Lancashire Yogi always find that through the process of walking in nature, he comes back to himself, and finds his centre. Perhaps he finds his place and along with his pace. The rhythm and pace of his walking are like a metronome guide back to himself, as much as to the destination of the walk. But in many ways, the destination is always only one aspect of Lancashire’s walks in the ‘Lakes. Somehow the forays are always about walking back to himself, and the destination and scenary are simply an excuse to get back to himself.
And what happens when ‘Lancashire walks back to himself? Intriguingly he makes an astonishing and mindblowing discovery – (as Easwaran says in the Bhagavad Gita for Daily Living) – with all this walking and out in the fresh air, with beautiful views and the senses alive to the environment, ‘Lancashire is not this body that he has. It’s an experience thing rather than an intellectual observation or analysis. The body is merely a vehicle to pass through the land, taking in the sights, sounds and smells of the journey. And if ‘Lancashire is not this body ; then others cannot be their bodies either. The outer thing we call a body is simply a jacket or outer covering. It suddenly means we can dispense with our sense of difference about others and ourselves. Without identifying people as ‘bodies’ we can see them as people, souls, perhaps, within a vehicle that is simply just helping ‘us’ get through.
The walking thing then brings about something even more extraordinary realisation – often half way through a nice long walk : we are not our mind either. Because as you walk, you begin not merely to observe your surroundings; you begin to start observing your thoughts. And then you begin to wonder, ‘if I am observing my thoughts, who is thinking?’. If the mind is generating thoughts, and I am observing them, what, or who , is doing the thinking? This perspective means that the you that is observing the thoughts can start responding to the thoughts that are perhaps mistaken or wrong, or unhelpful. And you can begin the process of mind engineering – for example, tightening a bolt here, loosening a nut there, pouring some oil into the mechanism. As an aside, ‘oil’ for ‘Lancashire is repeating mantras. We can watch the torrent of negative or disabling thoughts rush by like a river full of flotsam and jetsam. And we can follow the flow down stream and away out of our thoughts. And as a guide, Lancashire Yogi finds himself looking around to nature, and observing it’s “is-ness”: where it apparantly has no thoughts and no worries: and just ‘is’.
And then, finally Lancashire Yogi finds that actually, there are no boundaries between him and nature, and probably, well, everything. There is a sense that he, and everything are all interconnected. He feels this particularly as he moves through the Cumbria landscape, through the valley, in the shadow of the fells, with the water of the lakes beside him. And if he is interconnected with everything, and indeed, all of us are interconnected – then to put up barriers and create degrees of separateness must surely be an illusion for some reason or other. And if everything is interconnected perhaps we need to cherish life and living things, and value our place in the big scheme of things.

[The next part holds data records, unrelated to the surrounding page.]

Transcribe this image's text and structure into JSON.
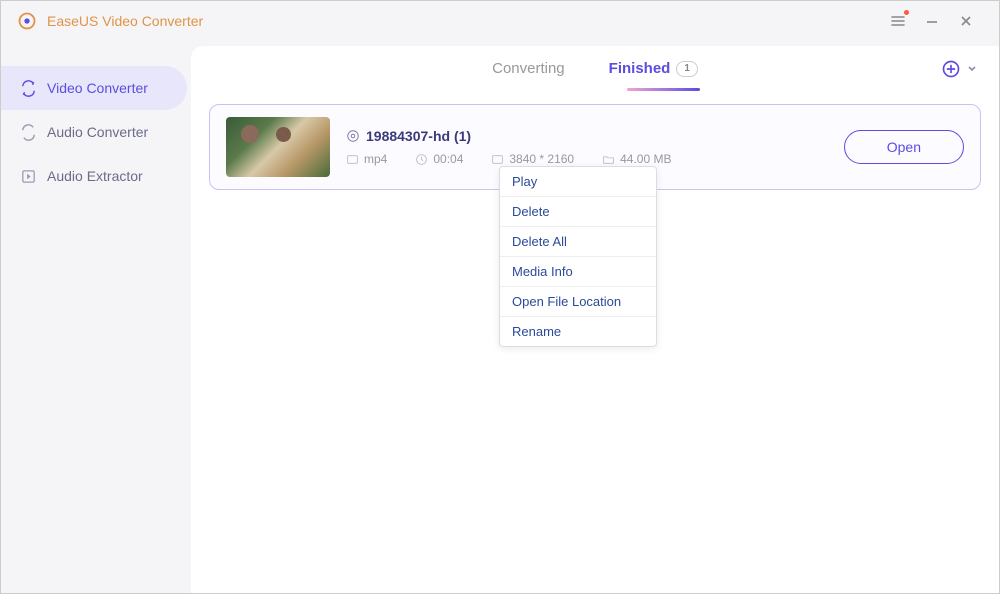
{
  "app": {
    "title": "EaseUS Video Converter"
  },
  "sidebar": {
    "items": [
      {
        "label": "Video Converter"
      },
      {
        "label": "Audio Converter"
      },
      {
        "label": "Audio Extractor"
      }
    ]
  },
  "tabs": {
    "converting": "Converting",
    "finished": "Finished",
    "finished_count": "1"
  },
  "file": {
    "name": "19884307-hd (1)",
    "format": "mp4",
    "duration": "00:04",
    "resolution": "3840 * 2160",
    "size": "44.00 MB",
    "open_label": "Open"
  },
  "context_menu": {
    "items": [
      "Play",
      "Delete",
      "Delete All",
      "Media Info",
      "Open File Location",
      "Rename"
    ]
  }
}
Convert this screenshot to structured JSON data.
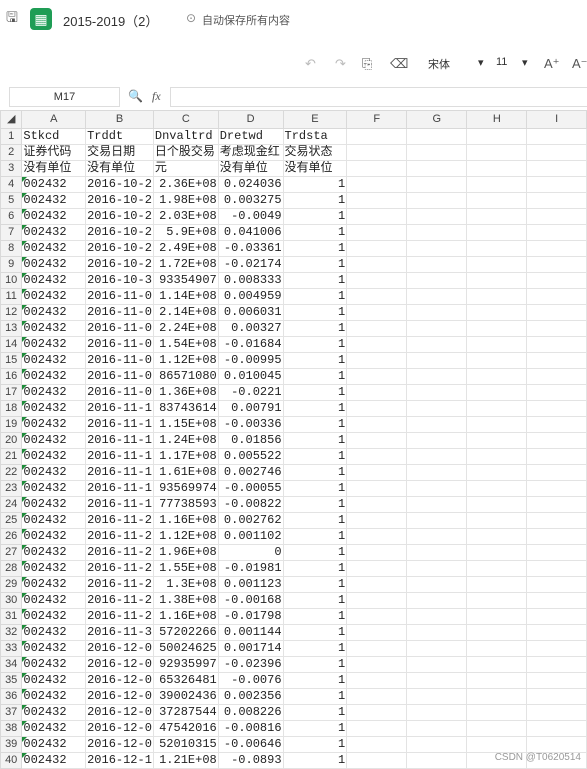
{
  "titlebar": {
    "doc_title": "2015-2019（2）",
    "autosave": "自动保存所有内容"
  },
  "toolbar": {
    "font_name": "宋体",
    "font_size": "11"
  },
  "formula": {
    "cell_ref": "M17",
    "fx": "fx"
  },
  "columns": [
    "A",
    "B",
    "C",
    "D",
    "E",
    "F",
    "G",
    "H",
    "I"
  ],
  "rows": [
    {
      "n": "1",
      "a": "Stkcd",
      "b": "Trddt",
      "c": "Dnvaltrd",
      "d": "Dretwd",
      "e": "Trdsta"
    },
    {
      "n": "2",
      "a": "证券代码",
      "b": "交易日期",
      "c": "日个股交易",
      "d": "考虑现金红",
      "e": "交易状态"
    },
    {
      "n": "3",
      "a": "没有单位",
      "b": "没有单位",
      "c": "元",
      "d": "没有单位",
      "e": "没有单位"
    },
    {
      "n": "4",
      "a": "002432",
      "b": "2016-10-2",
      "c": "2.36E+08",
      "d": "0.024036",
      "e": "1"
    },
    {
      "n": "5",
      "a": "002432",
      "b": "2016-10-2",
      "c": "1.98E+08",
      "d": "0.003275",
      "e": "1"
    },
    {
      "n": "6",
      "a": "002432",
      "b": "2016-10-2",
      "c": "2.03E+08",
      "d": "-0.0049",
      "e": "1"
    },
    {
      "n": "7",
      "a": "002432",
      "b": "2016-10-2",
      "c": "5.9E+08",
      "d": "0.041006",
      "e": "1"
    },
    {
      "n": "8",
      "a": "002432",
      "b": "2016-10-2",
      "c": "2.49E+08",
      "d": "-0.03361",
      "e": "1"
    },
    {
      "n": "9",
      "a": "002432",
      "b": "2016-10-2",
      "c": "1.72E+08",
      "d": "-0.02174",
      "e": "1"
    },
    {
      "n": "10",
      "a": "002432",
      "b": "2016-10-3",
      "c": "93354907",
      "d": "0.008333",
      "e": "1"
    },
    {
      "n": "11",
      "a": "002432",
      "b": "2016-11-0",
      "c": "1.14E+08",
      "d": "0.004959",
      "e": "1"
    },
    {
      "n": "12",
      "a": "002432",
      "b": "2016-11-0",
      "c": "2.14E+08",
      "d": "0.006031",
      "e": "1"
    },
    {
      "n": "13",
      "a": "002432",
      "b": "2016-11-0",
      "c": "2.24E+08",
      "d": "0.00327",
      "e": "1"
    },
    {
      "n": "14",
      "a": "002432",
      "b": "2016-11-0",
      "c": "1.54E+08",
      "d": "-0.01684",
      "e": "1"
    },
    {
      "n": "15",
      "a": "002432",
      "b": "2016-11-0",
      "c": "1.12E+08",
      "d": "-0.00995",
      "e": "1"
    },
    {
      "n": "16",
      "a": "002432",
      "b": "2016-11-0",
      "c": "86571080",
      "d": "0.010045",
      "e": "1"
    },
    {
      "n": "17",
      "a": "002432",
      "b": "2016-11-0",
      "c": "1.36E+08",
      "d": "-0.0221",
      "e": "1"
    },
    {
      "n": "18",
      "a": "002432",
      "b": "2016-11-1",
      "c": "83743614",
      "d": "0.00791",
      "e": "1"
    },
    {
      "n": "19",
      "a": "002432",
      "b": "2016-11-1",
      "c": "1.15E+08",
      "d": "-0.00336",
      "e": "1"
    },
    {
      "n": "20",
      "a": "002432",
      "b": "2016-11-1",
      "c": "1.24E+08",
      "d": "0.01856",
      "e": "1"
    },
    {
      "n": "21",
      "a": "002432",
      "b": "2016-11-1",
      "c": "1.17E+08",
      "d": "0.005522",
      "e": "1"
    },
    {
      "n": "22",
      "a": "002432",
      "b": "2016-11-1",
      "c": "1.61E+08",
      "d": "0.002746",
      "e": "1"
    },
    {
      "n": "23",
      "a": "002432",
      "b": "2016-11-1",
      "c": "93569974",
      "d": "-0.00055",
      "e": "1"
    },
    {
      "n": "24",
      "a": "002432",
      "b": "2016-11-1",
      "c": "77738593",
      "d": "-0.00822",
      "e": "1"
    },
    {
      "n": "25",
      "a": "002432",
      "b": "2016-11-2",
      "c": "1.16E+08",
      "d": "0.002762",
      "e": "1"
    },
    {
      "n": "26",
      "a": "002432",
      "b": "2016-11-2",
      "c": "1.12E+08",
      "d": "0.001102",
      "e": "1"
    },
    {
      "n": "27",
      "a": "002432",
      "b": "2016-11-2",
      "c": "1.96E+08",
      "d": "0",
      "e": "1"
    },
    {
      "n": "28",
      "a": "002432",
      "b": "2016-11-2",
      "c": "1.55E+08",
      "d": "-0.01981",
      "e": "1"
    },
    {
      "n": "29",
      "a": "002432",
      "b": "2016-11-2",
      "c": "1.3E+08",
      "d": "0.001123",
      "e": "1"
    },
    {
      "n": "30",
      "a": "002432",
      "b": "2016-11-2",
      "c": "1.38E+08",
      "d": "-0.00168",
      "e": "1"
    },
    {
      "n": "31",
      "a": "002432",
      "b": "2016-11-2",
      "c": "1.16E+08",
      "d": "-0.01798",
      "e": "1"
    },
    {
      "n": "32",
      "a": "002432",
      "b": "2016-11-3",
      "c": "57202266",
      "d": "0.001144",
      "e": "1"
    },
    {
      "n": "33",
      "a": "002432",
      "b": "2016-12-0",
      "c": "50024625",
      "d": "0.001714",
      "e": "1"
    },
    {
      "n": "34",
      "a": "002432",
      "b": "2016-12-0",
      "c": "92935997",
      "d": "-0.02396",
      "e": "1"
    },
    {
      "n": "35",
      "a": "002432",
      "b": "2016-12-0",
      "c": "65326481",
      "d": "-0.0076",
      "e": "1"
    },
    {
      "n": "36",
      "a": "002432",
      "b": "2016-12-0",
      "c": "39002436",
      "d": "0.002356",
      "e": "1"
    },
    {
      "n": "37",
      "a": "002432",
      "b": "2016-12-0",
      "c": "37287544",
      "d": "0.008226",
      "e": "1"
    },
    {
      "n": "38",
      "a": "002432",
      "b": "2016-12-0",
      "c": "47542016",
      "d": "-0.00816",
      "e": "1"
    },
    {
      "n": "39",
      "a": "002432",
      "b": "2016-12-0",
      "c": "52010315",
      "d": "-0.00646",
      "e": "1"
    },
    {
      "n": "40",
      "a": "002432",
      "b": "2016-12-1",
      "c": "1.21E+08",
      "d": "-0.0893",
      "e": "1"
    }
  ],
  "watermark": "CSDN @T0620514"
}
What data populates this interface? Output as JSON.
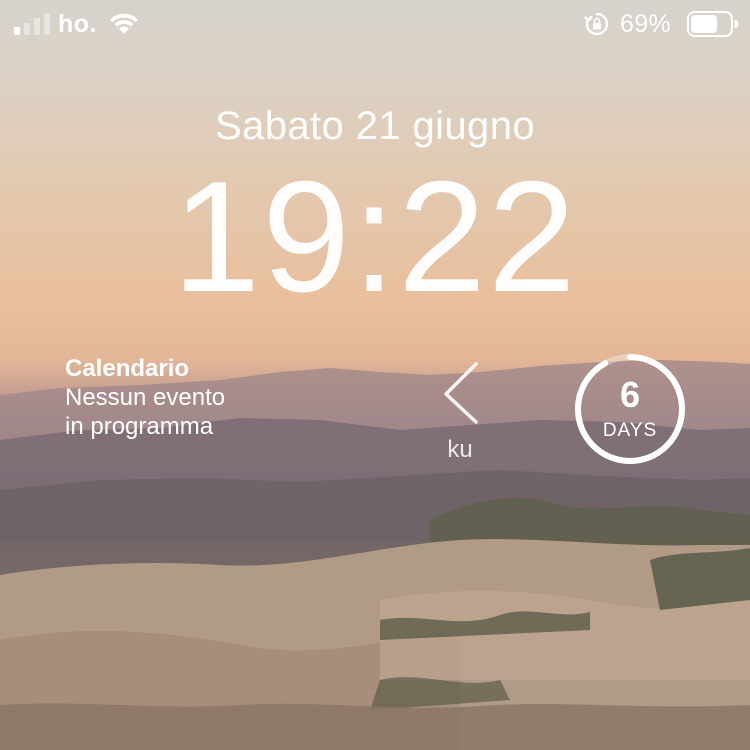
{
  "status_bar": {
    "carrier": "ho.",
    "battery_percent": "69%",
    "battery_level": 0.69,
    "signal_bars_active": 1,
    "signal_bars_total": 4,
    "icons": [
      "signal-icon",
      "wifi-icon",
      "lock-rotation-icon",
      "battery-icon"
    ]
  },
  "lock_screen": {
    "date": "Sabato 21 giugno",
    "time": "19:22"
  },
  "widgets": {
    "calendar": {
      "title": "Calendario",
      "line1": "Nessun evento",
      "line2": "in programma"
    },
    "countdown_back": {
      "icon": "chevron-left-icon",
      "label": "ku"
    },
    "days": {
      "number": "6",
      "unit": "DAYS",
      "ring_progress": 0.92
    }
  },
  "colors": {
    "text": "#ffffff",
    "ring_track": "rgba(255,255,255,0.35)",
    "ring_fill": "#ffffff"
  }
}
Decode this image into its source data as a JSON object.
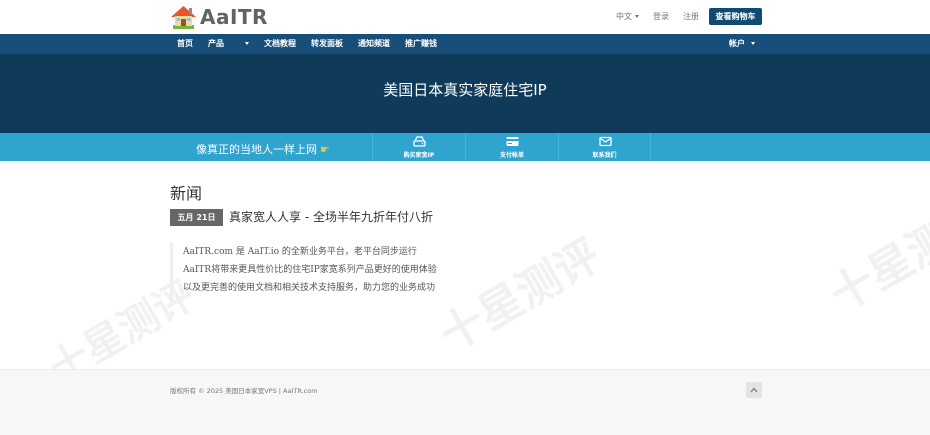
{
  "brand": {
    "logo_text": "AaITR"
  },
  "top_links": {
    "language": "中文",
    "login": "登录",
    "register": "注册",
    "cart_button": "查看购物车"
  },
  "nav": {
    "items": [
      "首页",
      "产品",
      "文档教程",
      "转发面板",
      "通知频道",
      "推广赚钱"
    ],
    "account": "帐户"
  },
  "hero": {
    "title": "美国日本真实家庭住宅IP"
  },
  "feature_bar": {
    "slogan": "像真正的当地人一样上网",
    "items": [
      {
        "label": "购买家宽IP",
        "icon": "router-icon"
      },
      {
        "label": "支付帐单",
        "icon": "credit-card-icon"
      },
      {
        "label": "联系我们",
        "icon": "envelope-icon"
      }
    ]
  },
  "news": {
    "heading": "新闻",
    "date_badge": "五月 21日",
    "title": "真家宽人人享 - 全场半年九折年付八折",
    "lines": [
      "AaITR.com 是 AaIT.io 的全新业务平台，老平台同步运行",
      "AaITR将带来更具性价比的住宅IP家宽系列产品更好的使用体验",
      "以及更完善的使用文档和相关技术支持服务，助力您的业务成功"
    ]
  },
  "footer": {
    "copyright": "版权所有 © 2025 美国日本家宽VPS | AaITR.com"
  },
  "watermark": "十星测评",
  "colors": {
    "topnav": "#174f7a",
    "hero": "#0f3a59",
    "feature_bar": "#2fa4cf",
    "cart_button": "#0f4a70",
    "badge": "#666666"
  }
}
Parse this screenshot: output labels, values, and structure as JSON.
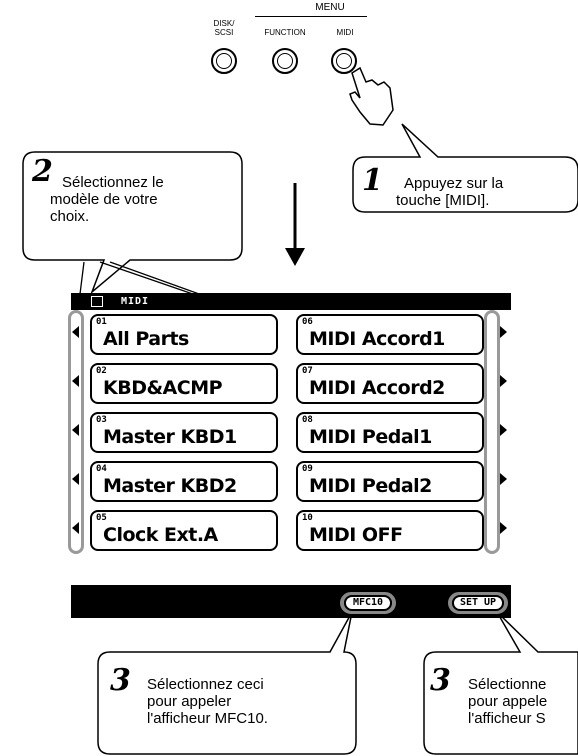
{
  "menu": {
    "title": "MENU",
    "buttons": [
      {
        "label_line1": "DISK/",
        "label_line2": "SCSI"
      },
      {
        "label_line1": "FUNCTION",
        "label_line2": ""
      },
      {
        "label_line1": "MIDI",
        "label_line2": ""
      }
    ]
  },
  "steps": {
    "step1": {
      "number": "1",
      "text_line1": "Appuyez sur la",
      "text_line2": "touche [MIDI]."
    },
    "step2": {
      "number": "2",
      "text_line1": "Sélectionnez le",
      "text_line2": "modèle de votre",
      "text_line3": "choix."
    },
    "step3a": {
      "number": "3",
      "text_line1": "Sélectionnez ceci",
      "text_line2": "pour appeler",
      "text_line3": "l'afficheur MFC10."
    },
    "step3b": {
      "number": "3",
      "text_line1": "Sélectionne",
      "text_line2": "pour appele",
      "text_line3": "l'afficheur S"
    }
  },
  "screen": {
    "title": "MIDI",
    "items_left": [
      {
        "num": "01",
        "name": "All Parts"
      },
      {
        "num": "02",
        "name": "KBD&ACMP"
      },
      {
        "num": "03",
        "name": "Master KBD1"
      },
      {
        "num": "04",
        "name": "Master KBD2"
      },
      {
        "num": "05",
        "name": "Clock Ext.A"
      }
    ],
    "items_right": [
      {
        "num": "06",
        "name": "MIDI Accord1"
      },
      {
        "num": "07",
        "name": "MIDI Accord2"
      },
      {
        "num": "08",
        "name": "MIDI Pedal1"
      },
      {
        "num": "09",
        "name": "MIDI Pedal2"
      },
      {
        "num": "10",
        "name": "MIDI OFF"
      }
    ],
    "bottom_buttons": {
      "mfc10": "MFC10",
      "setup": "SET UP"
    }
  }
}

Yes; Lancashire Yogi loves walking and loves walking at this time of year. However walking at any time of year is a good way of coming back to yourself: a sort of going out to get inside. If you are feeling physically, mentally or soulfully cooped up – why not get up and go for a walk – just wrap up warm and enjoy.
The days are getting shorter at the moment. We are heading towards the Winter Solstice: where the sun is at the lowest point on the horizon at midday, as a result of the earth tilting on its axis. The Solstice is not a time for sadness though, even though it is the shortest day in the year. From the Solstice (the 21st December, this year), the days will start to lengthen again. And although most will be rightly celebrating the Christmas and New Year; the Solstice is surely worthy of celebration as it is the beginning of the days slowly becoming lighter and a pointer towards Spring and Summer even in the cold, dark, often snowy days of Winter.